What happens when Jesus returns and some of those who think they are sheep are actually goats?  In Matthew 25 Jesus says he was the one who is hungry, thirsty, the stranger, the one who is in prison; not a king on a white stallion.  What if Jesus comes back in a way we don’t expect?

The people who celebrated Jesus’ triumphal entry into the city had plenty of expectations.  Expectations that were founded in solid Jewish theology and common understandings of scripture.  But what Jesus taught and what Jesus preached and the way Jesus acted was not what they expected of a Messiah.  He didn’t pat the religious people on the back and tell them what a good job they had done. 

He challenged them, corrected their thinking about God and power and judgement.  He told them that all people were valuable not just the ones who fit a specific description.  He challenged the way they did business in the temple.  He challenged the rules they followed of who was right and who was wrong.  He challenged their power and their authority.

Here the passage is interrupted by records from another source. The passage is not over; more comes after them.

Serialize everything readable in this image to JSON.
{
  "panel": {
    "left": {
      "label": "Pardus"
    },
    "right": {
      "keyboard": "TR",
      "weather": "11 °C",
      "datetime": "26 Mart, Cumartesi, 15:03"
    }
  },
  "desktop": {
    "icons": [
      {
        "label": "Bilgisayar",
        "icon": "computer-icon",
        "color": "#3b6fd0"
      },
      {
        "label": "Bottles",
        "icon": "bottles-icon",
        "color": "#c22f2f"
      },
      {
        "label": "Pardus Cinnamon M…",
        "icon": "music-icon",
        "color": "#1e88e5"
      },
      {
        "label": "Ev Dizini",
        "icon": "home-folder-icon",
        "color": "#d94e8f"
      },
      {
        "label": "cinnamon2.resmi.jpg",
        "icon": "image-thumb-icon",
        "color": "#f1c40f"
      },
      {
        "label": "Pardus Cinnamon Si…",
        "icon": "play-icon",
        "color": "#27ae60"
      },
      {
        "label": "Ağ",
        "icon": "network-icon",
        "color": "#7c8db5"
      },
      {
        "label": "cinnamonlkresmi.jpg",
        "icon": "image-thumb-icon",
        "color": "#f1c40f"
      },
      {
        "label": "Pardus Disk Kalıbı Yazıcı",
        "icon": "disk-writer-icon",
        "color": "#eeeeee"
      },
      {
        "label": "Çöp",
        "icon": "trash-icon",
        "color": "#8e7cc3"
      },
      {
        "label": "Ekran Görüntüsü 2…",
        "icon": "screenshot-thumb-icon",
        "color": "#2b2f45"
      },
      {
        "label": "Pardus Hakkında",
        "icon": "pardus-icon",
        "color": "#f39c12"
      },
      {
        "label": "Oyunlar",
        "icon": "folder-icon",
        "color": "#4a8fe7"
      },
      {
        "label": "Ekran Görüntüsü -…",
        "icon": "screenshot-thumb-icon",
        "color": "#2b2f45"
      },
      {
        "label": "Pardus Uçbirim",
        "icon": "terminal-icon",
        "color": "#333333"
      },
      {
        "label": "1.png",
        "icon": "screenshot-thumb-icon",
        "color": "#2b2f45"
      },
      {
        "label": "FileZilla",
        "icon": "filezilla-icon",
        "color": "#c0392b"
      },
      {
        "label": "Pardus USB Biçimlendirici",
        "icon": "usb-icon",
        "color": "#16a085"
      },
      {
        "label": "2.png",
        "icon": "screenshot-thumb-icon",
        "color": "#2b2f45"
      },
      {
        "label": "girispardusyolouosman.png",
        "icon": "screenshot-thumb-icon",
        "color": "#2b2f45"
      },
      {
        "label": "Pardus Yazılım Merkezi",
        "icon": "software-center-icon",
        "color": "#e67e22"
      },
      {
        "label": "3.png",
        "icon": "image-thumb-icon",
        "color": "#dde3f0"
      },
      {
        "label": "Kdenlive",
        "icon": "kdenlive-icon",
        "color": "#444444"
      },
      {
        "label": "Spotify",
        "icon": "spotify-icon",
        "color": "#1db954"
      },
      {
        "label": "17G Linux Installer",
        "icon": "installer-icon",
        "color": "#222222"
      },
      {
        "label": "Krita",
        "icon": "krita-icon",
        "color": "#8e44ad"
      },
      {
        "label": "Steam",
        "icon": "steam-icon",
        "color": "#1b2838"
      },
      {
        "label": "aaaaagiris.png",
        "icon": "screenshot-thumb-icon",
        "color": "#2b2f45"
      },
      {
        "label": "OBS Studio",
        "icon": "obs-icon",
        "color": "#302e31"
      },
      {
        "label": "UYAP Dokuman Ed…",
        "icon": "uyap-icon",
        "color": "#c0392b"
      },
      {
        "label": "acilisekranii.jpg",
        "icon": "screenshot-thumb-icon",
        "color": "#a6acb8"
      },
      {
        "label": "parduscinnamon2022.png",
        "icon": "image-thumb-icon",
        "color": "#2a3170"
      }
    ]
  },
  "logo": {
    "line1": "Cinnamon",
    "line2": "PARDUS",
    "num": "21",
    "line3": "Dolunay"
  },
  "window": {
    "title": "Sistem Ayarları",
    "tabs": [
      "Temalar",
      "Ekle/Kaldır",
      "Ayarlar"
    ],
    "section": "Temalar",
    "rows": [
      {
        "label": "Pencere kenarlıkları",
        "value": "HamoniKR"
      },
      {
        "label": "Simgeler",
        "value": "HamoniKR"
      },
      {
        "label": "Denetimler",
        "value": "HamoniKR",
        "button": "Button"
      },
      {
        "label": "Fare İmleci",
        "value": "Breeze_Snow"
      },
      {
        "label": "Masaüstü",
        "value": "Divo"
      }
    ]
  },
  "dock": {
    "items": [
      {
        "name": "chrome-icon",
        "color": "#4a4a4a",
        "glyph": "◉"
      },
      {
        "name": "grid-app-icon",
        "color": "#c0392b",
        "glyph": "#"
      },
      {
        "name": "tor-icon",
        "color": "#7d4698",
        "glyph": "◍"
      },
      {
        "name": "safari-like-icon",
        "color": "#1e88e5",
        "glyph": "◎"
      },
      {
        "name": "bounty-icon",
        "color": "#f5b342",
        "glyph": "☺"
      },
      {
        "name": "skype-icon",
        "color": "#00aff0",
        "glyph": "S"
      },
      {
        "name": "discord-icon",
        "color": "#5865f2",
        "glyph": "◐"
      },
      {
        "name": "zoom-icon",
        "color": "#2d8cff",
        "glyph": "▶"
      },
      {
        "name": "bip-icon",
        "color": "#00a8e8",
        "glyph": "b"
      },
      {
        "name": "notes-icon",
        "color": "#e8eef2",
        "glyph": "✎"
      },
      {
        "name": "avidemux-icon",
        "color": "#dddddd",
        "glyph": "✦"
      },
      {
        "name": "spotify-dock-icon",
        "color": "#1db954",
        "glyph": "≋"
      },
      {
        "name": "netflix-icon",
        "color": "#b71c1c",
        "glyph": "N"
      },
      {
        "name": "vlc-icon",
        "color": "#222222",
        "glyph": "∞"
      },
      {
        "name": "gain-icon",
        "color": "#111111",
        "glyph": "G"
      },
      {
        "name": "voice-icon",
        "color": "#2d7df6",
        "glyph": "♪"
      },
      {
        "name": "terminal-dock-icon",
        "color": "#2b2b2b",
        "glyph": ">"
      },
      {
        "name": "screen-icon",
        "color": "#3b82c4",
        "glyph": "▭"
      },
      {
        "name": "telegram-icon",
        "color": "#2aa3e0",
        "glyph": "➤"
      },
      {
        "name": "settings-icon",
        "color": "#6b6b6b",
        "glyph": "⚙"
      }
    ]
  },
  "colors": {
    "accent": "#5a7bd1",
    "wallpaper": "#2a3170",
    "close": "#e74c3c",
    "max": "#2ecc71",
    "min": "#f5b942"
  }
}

When he rode into town on the donkey and people started calling him king he challenged everything they knew to be true.  They already had a king, Caesar.  Anyone challenging that authority, would be disastrous for everyone!  Rome would not blink at using military force to put down an insurrection, they had done it before and would do it again!  That could mean disaster for everyone. 
Pharisees, Sadducees, Scribes, Religious leaders would lose their power, their influence, their wealth and what little freedom they had and those who chose to fight may lose their lives along with many innocent people who get in the way.  They prayed for a messiah, but didn’t really want one that would change the world.

We like to think we would be different.  We tend to paint “the Jews” as a group of people in scripture that we don’t’ want to be.  Especially as this week comes to an end and the cry of Hosanna is replaced with Crucify him!
We like to think we would welcome the Messiah, sing Loud Hosanna’s and wave palm branches in the air and never think twice.  But would we?   Would we recognize Jesus if he came as a mighty king in flowing white robes?  Do we recognize him in the face of a stranger, a homeless man, a convicted criminal in a jail cell? 

Jesus may have not fit the expectations of the Jewish majority.  And Jesus may or may not show up the way we expect him to show up today.  But ironically, the chant of Hosanna that the people cried that day and the chant of Hosanna that people cry out every Palm Sunday was more accurate than they realized. 

Jesus, did come to save us- just not in the way they or we expect.  Praise God that the Messiah exceeds all our expectations!  Jesus doesn’t come to save us from “them”, from someone or something else.  Jesus doesn’t come guns blazing, condemning everyone or everything we don’t like. 

No, Jesus comes to save us from ourselves.  To save us from narrow mindedness, from thinking the world revolves around us, from greed, materialism, commercialism, from doubt, fear, shame, and sin.  Jesus comes to save us from whatever separates us from a loving, honest and perfect relationship with God and our neighbor. 
Jesus comes to save us from death.  Death in whatever form it takes in your life, not just physical death by giving us eternal life but the death that keeps us from living into who God created us to be; gifts, talents and shortcomings alike. 

Jesus comes to save us from the smallness of our imaginations.  We cannot imagine what true life is like when we try to imagine it without Jesus. 
Jesus came so that we might have life.  Jesus saves us from death so that we can live life on earth and in heaven.  Sometimes Jesus shows up just as we expect and sometimes he doesn’t and that’s exactly how God wants it.  God wants us to wait expectantly to see Jesus in both the shepherd and the king.  Because as we learn to love both in this life we begin to love with the eyes of Christ and live a life of fullness and compassion for all of God’s creation.

Hosanna! Hosanna! Hosanna! Blessed is he who comes in the name of the Lord!  Save us Jesus, today and every day!  Amen.